What came first, the music or the words? For Robinson, they usually come together. “As I’m writing the words, the tune is in my brain,” he said. “Very rarely do I separate them … in my brain, I just have to find (the music) on the guitar … but I know what I’m after most of the time.”
Robinson said he has started lining things up to go on the road around the Southeast to promote the EP. “I did a stint with a jam band out of Nashville last year and made a lot of good contacts kinda with this in mind,” he said, adding that the circuit they play ranges from Knoxville, Tennessee to St. Augustine, Florida, and tentative dates have been set. “So it should be a fairly quick process to get my foot in the door in that circuit.”

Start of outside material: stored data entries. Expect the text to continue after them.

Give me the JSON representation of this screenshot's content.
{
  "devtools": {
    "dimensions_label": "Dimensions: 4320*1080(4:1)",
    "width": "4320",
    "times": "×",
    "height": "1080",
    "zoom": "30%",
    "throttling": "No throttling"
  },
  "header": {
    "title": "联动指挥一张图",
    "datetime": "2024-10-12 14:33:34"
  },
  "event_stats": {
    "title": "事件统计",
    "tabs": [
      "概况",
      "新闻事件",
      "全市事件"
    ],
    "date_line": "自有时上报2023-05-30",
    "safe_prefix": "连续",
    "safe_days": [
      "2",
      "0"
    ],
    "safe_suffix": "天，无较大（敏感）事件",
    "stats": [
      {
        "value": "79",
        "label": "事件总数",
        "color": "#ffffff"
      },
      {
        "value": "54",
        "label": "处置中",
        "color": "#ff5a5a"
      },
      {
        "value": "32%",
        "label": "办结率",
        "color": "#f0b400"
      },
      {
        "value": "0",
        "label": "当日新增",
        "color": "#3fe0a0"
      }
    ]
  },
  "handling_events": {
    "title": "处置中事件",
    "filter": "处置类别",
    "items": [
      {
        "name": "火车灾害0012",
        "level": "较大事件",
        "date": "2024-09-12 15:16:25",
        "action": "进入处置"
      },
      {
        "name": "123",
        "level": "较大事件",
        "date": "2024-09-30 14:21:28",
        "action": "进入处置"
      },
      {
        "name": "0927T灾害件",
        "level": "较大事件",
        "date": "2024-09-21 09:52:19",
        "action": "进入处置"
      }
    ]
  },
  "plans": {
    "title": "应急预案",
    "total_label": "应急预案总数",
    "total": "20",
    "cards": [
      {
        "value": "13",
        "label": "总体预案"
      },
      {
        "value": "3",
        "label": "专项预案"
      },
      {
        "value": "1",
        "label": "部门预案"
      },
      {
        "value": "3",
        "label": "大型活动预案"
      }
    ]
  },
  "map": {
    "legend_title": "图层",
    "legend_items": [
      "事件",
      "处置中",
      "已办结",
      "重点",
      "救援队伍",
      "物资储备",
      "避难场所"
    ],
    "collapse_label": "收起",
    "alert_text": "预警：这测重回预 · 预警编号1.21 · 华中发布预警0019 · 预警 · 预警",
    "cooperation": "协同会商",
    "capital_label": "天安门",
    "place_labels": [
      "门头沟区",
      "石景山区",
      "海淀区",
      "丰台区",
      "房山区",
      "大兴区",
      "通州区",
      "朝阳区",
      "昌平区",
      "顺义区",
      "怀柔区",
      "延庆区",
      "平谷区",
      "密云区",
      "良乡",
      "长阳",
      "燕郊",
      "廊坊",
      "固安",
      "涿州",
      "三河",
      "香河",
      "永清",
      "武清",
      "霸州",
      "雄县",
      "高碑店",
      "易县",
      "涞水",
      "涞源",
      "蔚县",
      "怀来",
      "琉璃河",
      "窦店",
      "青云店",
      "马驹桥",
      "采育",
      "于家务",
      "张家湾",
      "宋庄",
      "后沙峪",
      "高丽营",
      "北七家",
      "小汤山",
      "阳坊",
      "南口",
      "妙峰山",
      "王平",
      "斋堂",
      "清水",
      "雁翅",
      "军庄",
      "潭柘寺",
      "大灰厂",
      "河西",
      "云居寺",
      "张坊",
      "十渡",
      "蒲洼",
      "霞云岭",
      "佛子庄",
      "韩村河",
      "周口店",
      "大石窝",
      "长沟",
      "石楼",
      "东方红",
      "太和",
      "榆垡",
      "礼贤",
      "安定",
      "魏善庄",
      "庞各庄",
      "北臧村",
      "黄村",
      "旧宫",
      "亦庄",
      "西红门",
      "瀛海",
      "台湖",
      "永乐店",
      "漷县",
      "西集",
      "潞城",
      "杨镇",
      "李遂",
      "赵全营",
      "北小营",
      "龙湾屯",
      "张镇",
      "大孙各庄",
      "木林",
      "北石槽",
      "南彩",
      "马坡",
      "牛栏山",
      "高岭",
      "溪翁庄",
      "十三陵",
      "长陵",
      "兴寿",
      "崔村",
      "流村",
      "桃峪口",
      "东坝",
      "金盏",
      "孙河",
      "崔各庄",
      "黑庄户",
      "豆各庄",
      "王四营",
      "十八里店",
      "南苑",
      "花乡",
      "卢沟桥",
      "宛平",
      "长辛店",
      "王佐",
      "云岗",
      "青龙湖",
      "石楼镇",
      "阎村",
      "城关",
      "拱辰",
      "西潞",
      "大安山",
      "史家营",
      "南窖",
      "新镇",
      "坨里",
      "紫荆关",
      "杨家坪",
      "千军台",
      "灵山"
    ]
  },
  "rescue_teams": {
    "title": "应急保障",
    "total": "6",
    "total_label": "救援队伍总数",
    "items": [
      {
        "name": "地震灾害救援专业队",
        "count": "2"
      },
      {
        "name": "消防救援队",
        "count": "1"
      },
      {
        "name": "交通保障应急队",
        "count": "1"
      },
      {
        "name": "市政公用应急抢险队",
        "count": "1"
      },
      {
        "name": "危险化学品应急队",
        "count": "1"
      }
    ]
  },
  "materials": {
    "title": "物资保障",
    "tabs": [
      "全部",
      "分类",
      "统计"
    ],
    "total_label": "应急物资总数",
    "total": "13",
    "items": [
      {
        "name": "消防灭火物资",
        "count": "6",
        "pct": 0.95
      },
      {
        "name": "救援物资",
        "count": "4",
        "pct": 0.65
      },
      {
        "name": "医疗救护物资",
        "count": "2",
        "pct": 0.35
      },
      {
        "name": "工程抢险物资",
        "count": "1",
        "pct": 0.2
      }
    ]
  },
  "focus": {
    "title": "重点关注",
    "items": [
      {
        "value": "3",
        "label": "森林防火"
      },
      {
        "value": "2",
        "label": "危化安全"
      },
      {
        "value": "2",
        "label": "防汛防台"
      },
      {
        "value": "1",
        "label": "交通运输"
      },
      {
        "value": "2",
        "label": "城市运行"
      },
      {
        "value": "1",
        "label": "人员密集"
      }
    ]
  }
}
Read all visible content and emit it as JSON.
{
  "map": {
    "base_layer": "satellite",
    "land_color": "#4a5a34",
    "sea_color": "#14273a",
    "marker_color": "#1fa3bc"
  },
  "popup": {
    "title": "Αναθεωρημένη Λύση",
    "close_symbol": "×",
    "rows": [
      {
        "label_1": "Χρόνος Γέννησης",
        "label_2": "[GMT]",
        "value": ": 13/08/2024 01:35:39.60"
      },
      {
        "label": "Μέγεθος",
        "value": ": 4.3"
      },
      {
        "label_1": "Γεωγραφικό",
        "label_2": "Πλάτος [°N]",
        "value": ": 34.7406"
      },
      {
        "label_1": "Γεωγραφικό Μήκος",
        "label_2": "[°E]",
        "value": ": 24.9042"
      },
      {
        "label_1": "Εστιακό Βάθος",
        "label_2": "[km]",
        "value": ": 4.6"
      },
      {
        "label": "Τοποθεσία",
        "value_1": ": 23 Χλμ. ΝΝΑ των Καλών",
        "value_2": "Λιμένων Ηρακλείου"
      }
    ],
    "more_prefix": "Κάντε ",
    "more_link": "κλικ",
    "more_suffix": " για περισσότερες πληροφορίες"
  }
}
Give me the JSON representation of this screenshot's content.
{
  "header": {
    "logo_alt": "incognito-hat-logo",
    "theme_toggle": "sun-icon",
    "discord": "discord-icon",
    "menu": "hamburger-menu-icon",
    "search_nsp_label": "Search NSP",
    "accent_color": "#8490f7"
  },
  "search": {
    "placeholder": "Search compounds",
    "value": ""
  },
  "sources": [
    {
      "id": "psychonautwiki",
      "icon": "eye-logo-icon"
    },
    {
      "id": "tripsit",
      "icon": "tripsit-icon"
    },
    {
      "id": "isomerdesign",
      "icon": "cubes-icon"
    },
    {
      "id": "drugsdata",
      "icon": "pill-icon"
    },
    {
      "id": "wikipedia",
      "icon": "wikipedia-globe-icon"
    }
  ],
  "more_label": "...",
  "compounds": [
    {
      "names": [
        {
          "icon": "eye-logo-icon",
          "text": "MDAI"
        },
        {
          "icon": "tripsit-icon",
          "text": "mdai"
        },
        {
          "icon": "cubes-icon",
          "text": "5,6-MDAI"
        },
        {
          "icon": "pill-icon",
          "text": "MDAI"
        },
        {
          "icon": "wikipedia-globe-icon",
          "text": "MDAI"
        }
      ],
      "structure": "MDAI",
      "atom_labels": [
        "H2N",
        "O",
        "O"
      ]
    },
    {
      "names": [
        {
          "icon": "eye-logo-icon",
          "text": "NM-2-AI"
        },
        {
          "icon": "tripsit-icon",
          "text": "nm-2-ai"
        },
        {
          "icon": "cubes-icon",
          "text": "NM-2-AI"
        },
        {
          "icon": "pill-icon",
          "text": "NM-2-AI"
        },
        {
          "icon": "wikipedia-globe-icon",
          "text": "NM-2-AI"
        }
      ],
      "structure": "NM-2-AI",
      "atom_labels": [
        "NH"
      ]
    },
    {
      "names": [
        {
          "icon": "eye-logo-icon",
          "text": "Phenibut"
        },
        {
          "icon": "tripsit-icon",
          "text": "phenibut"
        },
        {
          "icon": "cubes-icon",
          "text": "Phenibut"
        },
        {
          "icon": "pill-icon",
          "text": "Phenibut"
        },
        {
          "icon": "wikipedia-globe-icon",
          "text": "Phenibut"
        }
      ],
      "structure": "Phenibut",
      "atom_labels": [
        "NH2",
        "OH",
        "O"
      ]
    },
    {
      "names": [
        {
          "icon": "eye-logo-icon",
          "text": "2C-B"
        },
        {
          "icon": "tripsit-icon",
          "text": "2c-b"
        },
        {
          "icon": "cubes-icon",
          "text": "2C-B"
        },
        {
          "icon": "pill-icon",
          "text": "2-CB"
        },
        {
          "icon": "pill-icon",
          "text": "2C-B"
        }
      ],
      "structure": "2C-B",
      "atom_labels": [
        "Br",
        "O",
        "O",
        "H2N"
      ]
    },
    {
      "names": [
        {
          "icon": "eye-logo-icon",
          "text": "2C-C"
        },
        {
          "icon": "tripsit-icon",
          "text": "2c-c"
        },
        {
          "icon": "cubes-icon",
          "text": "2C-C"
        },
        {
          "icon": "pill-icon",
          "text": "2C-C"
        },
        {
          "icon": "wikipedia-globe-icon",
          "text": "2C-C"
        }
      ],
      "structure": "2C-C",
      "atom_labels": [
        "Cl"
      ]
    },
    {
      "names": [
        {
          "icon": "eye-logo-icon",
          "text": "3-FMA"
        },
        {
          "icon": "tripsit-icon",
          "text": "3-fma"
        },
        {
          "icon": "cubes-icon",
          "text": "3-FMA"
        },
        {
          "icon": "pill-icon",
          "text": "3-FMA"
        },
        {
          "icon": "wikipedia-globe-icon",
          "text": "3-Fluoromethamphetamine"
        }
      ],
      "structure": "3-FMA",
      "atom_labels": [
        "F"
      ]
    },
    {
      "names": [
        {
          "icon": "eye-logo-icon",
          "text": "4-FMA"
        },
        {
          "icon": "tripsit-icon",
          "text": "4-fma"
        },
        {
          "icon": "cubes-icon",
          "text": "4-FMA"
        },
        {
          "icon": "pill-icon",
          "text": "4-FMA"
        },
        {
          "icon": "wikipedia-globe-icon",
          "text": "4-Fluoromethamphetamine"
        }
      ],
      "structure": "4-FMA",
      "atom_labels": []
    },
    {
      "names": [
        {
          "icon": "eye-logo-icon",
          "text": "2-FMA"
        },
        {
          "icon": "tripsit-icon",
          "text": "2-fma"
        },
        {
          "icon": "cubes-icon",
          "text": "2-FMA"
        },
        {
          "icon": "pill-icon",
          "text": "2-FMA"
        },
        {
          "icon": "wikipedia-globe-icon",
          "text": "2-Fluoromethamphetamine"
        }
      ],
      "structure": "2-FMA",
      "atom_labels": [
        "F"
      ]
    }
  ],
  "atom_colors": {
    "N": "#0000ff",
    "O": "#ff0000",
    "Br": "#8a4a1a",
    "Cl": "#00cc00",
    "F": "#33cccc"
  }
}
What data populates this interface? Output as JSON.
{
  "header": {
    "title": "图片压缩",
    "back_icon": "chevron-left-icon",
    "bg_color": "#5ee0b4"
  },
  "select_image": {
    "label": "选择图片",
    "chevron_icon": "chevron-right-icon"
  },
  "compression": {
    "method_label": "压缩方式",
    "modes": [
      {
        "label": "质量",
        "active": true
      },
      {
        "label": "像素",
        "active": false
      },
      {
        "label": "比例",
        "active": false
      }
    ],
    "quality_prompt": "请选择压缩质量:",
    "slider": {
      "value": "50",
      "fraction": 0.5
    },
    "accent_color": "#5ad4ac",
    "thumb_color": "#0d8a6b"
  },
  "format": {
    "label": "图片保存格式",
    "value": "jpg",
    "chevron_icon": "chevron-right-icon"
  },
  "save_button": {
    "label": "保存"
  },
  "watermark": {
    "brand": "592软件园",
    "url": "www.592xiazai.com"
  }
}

He also plans to release four songs about three times a year once his first recording becomes available.
As for a full-length album? “These days, I feel like people don’t listen to albums,” he said. “But if you can do EPs and keep their attention … instead of doing a 12-song album a year, if I can do four four-song EPs I feel like they’re not wasted as much.”
He added that he has some “fun ideas” for continuity between the EPs, “but that’s the route I’m gonna try, especially doing it independently.”
Robinson said he plans to continue teaching lessons at Casino Guitars in Southern PInes, playing local gigs with Simple Things — a side project with his sister Ashely on vocals, Martin on drums and Wayne Humphries on bass — and tour regional circuits with other bands across the country. “I don’t plan to stop that and just do this,” he said. “Well, I would love for this to get so busy that I couldn’t do that, but until that’s true, I’ll just do all of it.”